Mit der irakischen Interimsregierung zusammenzuarbeiten oder auch nur Verhandlungen mit Geiselnehmern zu führen, wird für Iraker zunehmend lebensgefährlich. So wurde am Sonntagabend in Bagdad der sunnitische Geistliche Hasem al-Seidi erschossen, ein Angehöriger der „Vereinigung muslimischer Gelehrter“, die mehrfach zwischen Geiselnehmern und ausländischen Regierungen verhandelt hatte.

Ebenfalls am Sonntag wurden 18 Mitglieder der irakischen Nationalgarde entführt. Informationen des qatarischen Fernsehsenders al-Dschasira zufolge drohten die Entführer im Namen einer bislang unbekannten Gruppe namens „Brigaden von Muhammed bin Abdullah“ mit der Ermordung der Geiseln, solle Hasem al-Aradji, ein Mitarbeiter des radikalen schiitischen Predigers Muktada al-Sadr, nicht freigelassen werden. Al Aradji war am Sonntagmorgen in Bagdad festgenommen worden.

Insgesamt sind 700 irakische Polizisten und Rekrutenanwärter seit dem Sturz Saddam Husseins im April 2003 umgekommen, die Mehrheit von ihnen durch Selbstmordattentate. Die Gruppe „Ansar al-Sunna“ veröffentlichte unterdessen ein Video mit der Enthauptung dreier irakischer Kurden, die Mitglieder der „verräterischen“ Demokratischen Partei Kurdistans (KDP) gewesen seien.

Vor allem die sich häufenden Angriffe auf Polizeianwärter treffen bei der irakischen und der US-Regierung eine Schwachstelle. Ministerpräsident Ijad Allawi hatte am Wochenende bei einem Besuch in Großbritannien erneut versichert, am Termin der Parlamentswahlen für den Januar 2005 festzuhalten.
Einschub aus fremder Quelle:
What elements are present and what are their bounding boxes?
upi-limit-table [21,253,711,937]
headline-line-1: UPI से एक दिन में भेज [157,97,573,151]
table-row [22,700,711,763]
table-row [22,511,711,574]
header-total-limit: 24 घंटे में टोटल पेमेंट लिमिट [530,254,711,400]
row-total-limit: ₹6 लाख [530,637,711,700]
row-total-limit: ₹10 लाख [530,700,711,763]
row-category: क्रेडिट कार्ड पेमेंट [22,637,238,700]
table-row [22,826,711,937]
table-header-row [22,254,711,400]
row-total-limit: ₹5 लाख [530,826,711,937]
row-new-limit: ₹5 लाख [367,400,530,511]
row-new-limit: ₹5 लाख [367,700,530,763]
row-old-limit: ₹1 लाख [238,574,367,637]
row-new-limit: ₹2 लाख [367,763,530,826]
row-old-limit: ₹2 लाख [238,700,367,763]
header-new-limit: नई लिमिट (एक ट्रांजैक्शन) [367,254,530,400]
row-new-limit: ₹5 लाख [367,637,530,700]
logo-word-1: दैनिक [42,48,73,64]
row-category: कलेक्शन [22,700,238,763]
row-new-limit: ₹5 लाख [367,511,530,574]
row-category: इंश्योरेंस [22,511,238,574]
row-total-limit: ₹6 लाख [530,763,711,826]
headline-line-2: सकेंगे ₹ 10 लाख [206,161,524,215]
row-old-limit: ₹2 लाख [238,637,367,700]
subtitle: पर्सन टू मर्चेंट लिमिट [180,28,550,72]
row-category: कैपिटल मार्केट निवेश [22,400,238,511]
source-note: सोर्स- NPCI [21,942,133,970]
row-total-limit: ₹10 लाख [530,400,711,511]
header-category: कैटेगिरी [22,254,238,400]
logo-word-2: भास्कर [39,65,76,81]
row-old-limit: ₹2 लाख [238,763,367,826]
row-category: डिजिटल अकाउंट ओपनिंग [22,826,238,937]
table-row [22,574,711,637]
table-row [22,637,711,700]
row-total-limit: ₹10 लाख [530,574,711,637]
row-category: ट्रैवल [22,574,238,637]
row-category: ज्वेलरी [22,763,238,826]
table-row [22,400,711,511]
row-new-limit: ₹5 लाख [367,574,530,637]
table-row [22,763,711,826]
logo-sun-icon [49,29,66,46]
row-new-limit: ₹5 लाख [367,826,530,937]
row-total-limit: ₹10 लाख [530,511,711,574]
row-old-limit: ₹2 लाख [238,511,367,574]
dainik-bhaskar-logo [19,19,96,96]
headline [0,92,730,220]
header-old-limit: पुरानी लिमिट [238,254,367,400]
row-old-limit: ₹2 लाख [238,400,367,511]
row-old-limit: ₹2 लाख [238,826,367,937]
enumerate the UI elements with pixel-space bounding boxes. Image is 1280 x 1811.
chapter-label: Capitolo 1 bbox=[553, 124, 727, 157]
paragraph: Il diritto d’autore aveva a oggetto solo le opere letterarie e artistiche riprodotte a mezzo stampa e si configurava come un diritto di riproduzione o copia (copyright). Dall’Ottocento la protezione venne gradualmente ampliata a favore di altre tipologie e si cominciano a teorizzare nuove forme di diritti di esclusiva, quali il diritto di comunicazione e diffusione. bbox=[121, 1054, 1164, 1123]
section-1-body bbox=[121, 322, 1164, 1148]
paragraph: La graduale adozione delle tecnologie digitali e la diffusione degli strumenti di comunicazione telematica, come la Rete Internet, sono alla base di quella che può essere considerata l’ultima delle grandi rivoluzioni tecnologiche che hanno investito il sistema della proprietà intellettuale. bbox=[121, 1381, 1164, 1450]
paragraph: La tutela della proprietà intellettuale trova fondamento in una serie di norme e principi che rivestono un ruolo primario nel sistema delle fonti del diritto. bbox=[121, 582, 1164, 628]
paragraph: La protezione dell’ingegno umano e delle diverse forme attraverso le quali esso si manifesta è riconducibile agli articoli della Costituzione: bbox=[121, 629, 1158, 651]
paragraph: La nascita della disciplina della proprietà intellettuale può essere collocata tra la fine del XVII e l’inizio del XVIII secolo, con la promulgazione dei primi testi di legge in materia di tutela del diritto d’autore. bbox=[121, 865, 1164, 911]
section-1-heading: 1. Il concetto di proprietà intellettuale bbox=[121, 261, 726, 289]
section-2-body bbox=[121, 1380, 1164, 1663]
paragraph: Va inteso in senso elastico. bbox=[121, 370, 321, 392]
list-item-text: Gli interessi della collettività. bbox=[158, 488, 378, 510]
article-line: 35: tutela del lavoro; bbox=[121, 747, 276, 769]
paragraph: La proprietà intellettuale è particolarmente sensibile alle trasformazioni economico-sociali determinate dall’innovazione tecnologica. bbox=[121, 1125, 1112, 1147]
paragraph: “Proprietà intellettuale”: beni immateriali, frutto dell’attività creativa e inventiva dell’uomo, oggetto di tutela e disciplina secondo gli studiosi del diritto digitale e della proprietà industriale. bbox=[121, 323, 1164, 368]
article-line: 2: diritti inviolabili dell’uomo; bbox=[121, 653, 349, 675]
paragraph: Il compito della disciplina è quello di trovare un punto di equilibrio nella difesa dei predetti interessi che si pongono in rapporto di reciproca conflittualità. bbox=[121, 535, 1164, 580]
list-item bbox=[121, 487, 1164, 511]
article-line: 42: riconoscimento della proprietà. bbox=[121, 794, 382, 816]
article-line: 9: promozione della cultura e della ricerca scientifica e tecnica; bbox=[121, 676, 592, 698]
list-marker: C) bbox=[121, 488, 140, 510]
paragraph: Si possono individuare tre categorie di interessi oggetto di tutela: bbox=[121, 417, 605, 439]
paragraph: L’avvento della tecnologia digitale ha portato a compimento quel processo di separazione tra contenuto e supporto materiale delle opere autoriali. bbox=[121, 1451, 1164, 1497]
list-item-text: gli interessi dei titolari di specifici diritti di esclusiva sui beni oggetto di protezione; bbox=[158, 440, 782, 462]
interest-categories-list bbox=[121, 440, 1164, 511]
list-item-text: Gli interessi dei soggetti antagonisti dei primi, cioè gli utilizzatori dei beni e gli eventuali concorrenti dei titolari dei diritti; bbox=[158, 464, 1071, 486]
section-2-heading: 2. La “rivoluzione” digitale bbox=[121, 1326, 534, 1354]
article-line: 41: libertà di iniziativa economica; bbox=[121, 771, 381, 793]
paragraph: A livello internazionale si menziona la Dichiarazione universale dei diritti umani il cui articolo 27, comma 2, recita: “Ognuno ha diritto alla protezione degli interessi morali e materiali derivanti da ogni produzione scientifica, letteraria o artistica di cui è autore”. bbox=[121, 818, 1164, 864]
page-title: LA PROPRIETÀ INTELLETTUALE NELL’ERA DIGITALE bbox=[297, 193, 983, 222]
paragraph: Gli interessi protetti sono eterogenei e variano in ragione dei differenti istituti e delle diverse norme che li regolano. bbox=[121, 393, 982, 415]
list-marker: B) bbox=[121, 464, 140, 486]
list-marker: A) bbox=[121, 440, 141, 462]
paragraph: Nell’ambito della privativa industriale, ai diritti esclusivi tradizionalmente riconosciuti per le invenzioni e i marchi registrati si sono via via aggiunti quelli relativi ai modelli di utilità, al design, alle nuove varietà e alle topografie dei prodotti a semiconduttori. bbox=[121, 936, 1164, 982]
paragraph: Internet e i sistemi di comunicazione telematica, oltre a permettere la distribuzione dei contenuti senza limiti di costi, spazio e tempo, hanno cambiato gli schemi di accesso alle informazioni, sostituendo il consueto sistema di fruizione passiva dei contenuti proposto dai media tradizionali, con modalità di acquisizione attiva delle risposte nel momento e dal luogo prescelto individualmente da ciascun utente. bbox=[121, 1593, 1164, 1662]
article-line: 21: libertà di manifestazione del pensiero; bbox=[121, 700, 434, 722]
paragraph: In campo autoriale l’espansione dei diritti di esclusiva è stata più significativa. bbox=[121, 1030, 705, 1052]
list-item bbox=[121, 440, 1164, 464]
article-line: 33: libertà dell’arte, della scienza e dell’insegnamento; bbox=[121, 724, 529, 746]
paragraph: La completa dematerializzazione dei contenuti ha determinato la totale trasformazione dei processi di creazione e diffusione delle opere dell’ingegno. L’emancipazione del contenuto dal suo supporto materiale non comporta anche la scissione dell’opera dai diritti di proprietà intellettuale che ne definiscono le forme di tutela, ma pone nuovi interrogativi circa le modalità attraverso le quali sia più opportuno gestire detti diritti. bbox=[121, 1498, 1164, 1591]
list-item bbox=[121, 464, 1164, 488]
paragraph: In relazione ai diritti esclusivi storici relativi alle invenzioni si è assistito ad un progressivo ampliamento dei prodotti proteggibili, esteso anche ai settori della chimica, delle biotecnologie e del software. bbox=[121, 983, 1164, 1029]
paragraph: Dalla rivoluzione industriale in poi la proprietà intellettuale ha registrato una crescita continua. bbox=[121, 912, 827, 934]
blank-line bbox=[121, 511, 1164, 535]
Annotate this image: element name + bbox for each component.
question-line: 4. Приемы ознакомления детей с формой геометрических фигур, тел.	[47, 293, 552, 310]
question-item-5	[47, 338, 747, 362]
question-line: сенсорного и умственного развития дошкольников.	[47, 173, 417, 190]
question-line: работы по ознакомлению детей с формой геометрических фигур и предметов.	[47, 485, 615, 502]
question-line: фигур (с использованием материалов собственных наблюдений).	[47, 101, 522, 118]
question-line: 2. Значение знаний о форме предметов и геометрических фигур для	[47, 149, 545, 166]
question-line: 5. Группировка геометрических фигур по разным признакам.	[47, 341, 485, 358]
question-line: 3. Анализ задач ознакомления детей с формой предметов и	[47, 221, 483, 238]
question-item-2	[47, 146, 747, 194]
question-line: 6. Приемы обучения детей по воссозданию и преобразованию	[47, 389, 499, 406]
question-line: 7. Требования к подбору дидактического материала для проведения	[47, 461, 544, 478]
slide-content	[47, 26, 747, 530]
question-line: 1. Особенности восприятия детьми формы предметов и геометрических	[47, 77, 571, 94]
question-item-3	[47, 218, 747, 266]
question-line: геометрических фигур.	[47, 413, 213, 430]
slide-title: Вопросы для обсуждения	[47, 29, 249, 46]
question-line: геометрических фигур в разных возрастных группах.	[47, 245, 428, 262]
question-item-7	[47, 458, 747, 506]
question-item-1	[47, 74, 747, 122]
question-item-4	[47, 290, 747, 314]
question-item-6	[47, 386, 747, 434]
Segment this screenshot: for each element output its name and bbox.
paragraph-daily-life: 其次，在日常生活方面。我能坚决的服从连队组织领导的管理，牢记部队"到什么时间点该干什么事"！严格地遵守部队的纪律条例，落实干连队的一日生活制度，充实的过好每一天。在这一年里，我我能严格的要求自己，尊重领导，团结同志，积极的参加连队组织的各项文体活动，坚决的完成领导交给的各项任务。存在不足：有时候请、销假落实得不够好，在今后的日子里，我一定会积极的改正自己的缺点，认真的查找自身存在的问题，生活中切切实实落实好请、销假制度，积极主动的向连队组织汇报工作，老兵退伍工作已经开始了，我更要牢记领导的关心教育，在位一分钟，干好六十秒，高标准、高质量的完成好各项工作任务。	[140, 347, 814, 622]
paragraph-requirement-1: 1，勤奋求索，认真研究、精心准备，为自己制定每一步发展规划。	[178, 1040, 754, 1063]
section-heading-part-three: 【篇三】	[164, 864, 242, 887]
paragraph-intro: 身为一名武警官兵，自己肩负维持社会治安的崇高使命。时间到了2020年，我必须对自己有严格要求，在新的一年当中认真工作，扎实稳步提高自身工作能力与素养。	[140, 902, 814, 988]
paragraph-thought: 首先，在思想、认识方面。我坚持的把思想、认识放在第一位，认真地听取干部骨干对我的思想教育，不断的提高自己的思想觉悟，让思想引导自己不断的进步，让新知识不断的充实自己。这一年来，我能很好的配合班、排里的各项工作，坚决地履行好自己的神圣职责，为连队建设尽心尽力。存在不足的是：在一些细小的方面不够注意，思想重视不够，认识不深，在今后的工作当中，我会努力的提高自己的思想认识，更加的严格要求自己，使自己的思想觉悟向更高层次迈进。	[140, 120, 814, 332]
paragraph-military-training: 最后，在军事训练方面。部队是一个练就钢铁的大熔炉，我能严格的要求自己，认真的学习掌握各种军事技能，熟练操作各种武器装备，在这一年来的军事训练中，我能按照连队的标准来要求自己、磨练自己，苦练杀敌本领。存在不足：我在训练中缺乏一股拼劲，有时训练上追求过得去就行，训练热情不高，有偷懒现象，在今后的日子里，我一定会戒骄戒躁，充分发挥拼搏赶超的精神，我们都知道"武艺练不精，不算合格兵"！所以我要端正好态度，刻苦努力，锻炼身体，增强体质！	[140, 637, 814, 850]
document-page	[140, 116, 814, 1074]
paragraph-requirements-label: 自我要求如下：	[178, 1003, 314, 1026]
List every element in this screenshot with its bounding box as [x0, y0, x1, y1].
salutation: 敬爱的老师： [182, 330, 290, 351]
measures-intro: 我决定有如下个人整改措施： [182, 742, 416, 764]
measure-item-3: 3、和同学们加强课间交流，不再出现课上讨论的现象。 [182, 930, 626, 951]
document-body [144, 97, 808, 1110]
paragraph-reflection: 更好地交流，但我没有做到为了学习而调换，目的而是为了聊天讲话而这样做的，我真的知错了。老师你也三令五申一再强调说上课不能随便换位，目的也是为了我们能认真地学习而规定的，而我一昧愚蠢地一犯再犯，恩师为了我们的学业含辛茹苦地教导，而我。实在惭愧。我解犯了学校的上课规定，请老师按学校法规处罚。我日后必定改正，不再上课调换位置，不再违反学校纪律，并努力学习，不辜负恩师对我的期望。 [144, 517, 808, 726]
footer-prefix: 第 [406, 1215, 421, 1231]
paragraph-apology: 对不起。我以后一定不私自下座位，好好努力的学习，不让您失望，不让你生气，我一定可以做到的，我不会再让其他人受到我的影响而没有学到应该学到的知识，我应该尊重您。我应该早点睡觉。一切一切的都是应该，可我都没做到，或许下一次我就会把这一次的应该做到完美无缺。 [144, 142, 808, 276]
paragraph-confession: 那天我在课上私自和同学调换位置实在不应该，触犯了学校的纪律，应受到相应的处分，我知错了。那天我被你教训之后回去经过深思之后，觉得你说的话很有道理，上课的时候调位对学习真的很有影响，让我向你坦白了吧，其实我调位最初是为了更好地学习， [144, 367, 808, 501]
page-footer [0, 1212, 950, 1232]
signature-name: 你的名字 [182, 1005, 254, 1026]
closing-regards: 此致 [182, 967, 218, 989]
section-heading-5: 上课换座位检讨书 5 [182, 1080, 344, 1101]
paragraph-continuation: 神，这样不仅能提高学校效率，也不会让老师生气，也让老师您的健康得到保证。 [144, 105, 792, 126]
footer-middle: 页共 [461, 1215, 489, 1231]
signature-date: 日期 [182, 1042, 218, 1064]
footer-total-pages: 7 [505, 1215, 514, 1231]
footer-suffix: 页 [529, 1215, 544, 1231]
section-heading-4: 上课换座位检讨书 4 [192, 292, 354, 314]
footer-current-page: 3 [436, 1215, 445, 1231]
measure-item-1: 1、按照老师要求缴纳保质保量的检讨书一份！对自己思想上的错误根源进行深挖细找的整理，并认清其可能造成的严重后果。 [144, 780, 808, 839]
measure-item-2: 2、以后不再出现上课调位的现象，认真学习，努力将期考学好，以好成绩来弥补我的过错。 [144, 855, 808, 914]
Die USA hatten zuvor angekündigt, bis Jahresende die aufständischen Städte wie Falludscha und Ramadi wieder in ihre Gewalt bringen zu wollen, um dort die Durchführung der Wahlen gewährleisten zu können. Dafür wollen sie sich aber zunehmend auf irakische Sicherheitskräfte stützen. Nicht nur, weil bereits mehr als 1.000 US-Soldaten im Irak ihr Leben verloren haben, sondern auch, um Iraks Regierung zu stärken und den Aktionen der Aufständischen den Nimbus des Befreiungskampfes zu nehmen. Deshalb widmete die US-Regierung letzte Woche 18,4 Milliarden Dollar, die für den Wiederaufbau gedacht waren, zur Ausbildung weiterer irakischer Sicherheitskräfte um.

Insgesamt sollen 260.000 Iraker als Nationalgardisten und Soldaten und 132.000 zu Polizisten ausgebildet werden. Bislang waren die Erfolge eher mäßig: Sowohl bei den jüngsten Kämpfen um die Schiitenstadt Nadschaf als auch um die Hochburg der Saddam-Anhänger Falludscha sind zahlreiche irakische Soldaten auf die Seite der Aufständischen übergelaufen.

Ministerpräsident Allawi setzt dennoch auf eine möglichst schnelle Stärkung der irakischen Truppen und einen sukzessiven Rückzug der ausländischen Soldaten. Laut US-Generalstabschef Richard Myers werden die irakischen Truppen jedoch erst gegen Jahresende fähig sein, sich an Angriffen auf Rebellenhochburgen zu beteiligen und hinterher das Terrain zu sichern.

Trotz der zunehmenden Zahl und Brutalität der Anschläge scheint es an Anwärtern für den Polizeidienst und die Armee nicht zu mangeln. Während die US-Armee dieses Phänomen Zeitungsberichten zufolge auf eine positive Einstellung zum politischen Prozess im Irak zurückführt, berichten Korrespondenten von einer anhaltend hohen Arbeitslosigkeit von etwa 50 Prozent, die die Iraker selbst die Gefahr eines Jobs als Polizist oder Soldat in Kauf nehmen ließe.

Inzwischen wird auch überlegt, wie die Anwärter aus der Schusslinie gebracht werden können. Rekrutierungsanwärter sind insofern einer besonders hohen Gefahr ausgesetzt, als sie in der Regel vor den Rekrutierungszentren im Freien Schlange stehen müssen. Die Angst vor Selbstmordattentätern hat die Behörden bislang bewogen, den Wartenden keinen Zugang zu den Rekrutierungsstellen zu gewähren.